Implications for Further Research
This project is relevant to contemporary nursing practice of the FNP as screening for IPV is a standard of care recommended by the USPSTF and other organizations; however, this literature review demonstrates a deficiency in health care provider preparedness, comfort, and consistency. Educational services and resources from an IPV professional, a valid screening tool with guidance from a written protocol, and transformation of the practice environment are needed to foster change . This review exposed the need for a universal IPV screening tool for pregnant women. Universal screening can help identify IPV, provide women with the support they need, and in turn decrease IPV. Further high-quality evidenced based research is needed to assess which IPV screening tool would be best for the pregnant population. In addition, high-quality evidenced based research is also required to evaluate the effectiveness of interventions for IPV in the pregnant population .

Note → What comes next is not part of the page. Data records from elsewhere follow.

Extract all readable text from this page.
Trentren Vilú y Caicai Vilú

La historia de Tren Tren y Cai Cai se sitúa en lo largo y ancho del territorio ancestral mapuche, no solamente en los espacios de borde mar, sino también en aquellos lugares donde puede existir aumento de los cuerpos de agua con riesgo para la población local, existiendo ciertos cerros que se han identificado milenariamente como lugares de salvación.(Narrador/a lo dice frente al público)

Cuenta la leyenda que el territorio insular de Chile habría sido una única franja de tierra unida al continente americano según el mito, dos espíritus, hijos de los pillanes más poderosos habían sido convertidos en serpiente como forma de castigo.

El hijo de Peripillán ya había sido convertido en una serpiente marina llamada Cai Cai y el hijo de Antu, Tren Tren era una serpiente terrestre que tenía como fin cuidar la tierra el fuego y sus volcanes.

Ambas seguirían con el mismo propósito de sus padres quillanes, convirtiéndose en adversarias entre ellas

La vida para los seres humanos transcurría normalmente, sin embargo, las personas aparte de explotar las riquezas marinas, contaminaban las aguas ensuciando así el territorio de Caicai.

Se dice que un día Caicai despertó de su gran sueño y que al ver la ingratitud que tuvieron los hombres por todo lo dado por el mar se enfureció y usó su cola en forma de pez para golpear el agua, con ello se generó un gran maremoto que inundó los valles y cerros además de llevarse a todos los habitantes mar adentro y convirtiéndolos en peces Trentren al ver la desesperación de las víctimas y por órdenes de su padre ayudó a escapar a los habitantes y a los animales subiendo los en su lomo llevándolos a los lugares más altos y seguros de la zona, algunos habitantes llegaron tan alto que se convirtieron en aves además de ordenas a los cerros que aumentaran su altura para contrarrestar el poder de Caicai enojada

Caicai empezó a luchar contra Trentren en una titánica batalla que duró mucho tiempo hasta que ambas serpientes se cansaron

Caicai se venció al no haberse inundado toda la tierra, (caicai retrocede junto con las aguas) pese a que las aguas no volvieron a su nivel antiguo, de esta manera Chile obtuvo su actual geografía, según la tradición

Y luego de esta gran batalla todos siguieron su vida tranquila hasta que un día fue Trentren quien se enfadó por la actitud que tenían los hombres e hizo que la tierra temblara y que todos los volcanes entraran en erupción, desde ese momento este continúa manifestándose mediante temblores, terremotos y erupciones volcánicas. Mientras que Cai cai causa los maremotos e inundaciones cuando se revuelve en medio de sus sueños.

The results of this review recommend that practitioners routinely screen their patients for IPV during each prenatal visit. Practitioners have a great opportunity during pregnancy to screen for IPV, as women frequent the office and therapeutic rapport and trust is established. The evidence states that screening pregnant women in a private and secure manner during prenatal visits can be beneficial in detecting IPV. Once IPV is identified practitioners can support and refer patients to the appropriate services to reduce or eradicate abuse. Additionally, this review suggests that practitioners should be educated on IPV and screening techniques. It is vital for practitioners to feel comfortable and confident about their knowledge on the subject, and to screen and provide resources for the women who screen positive. It is important for practitioners to serve as advocates for women suffering from IPV, by supporting them in their decisions and making the necessary referrals.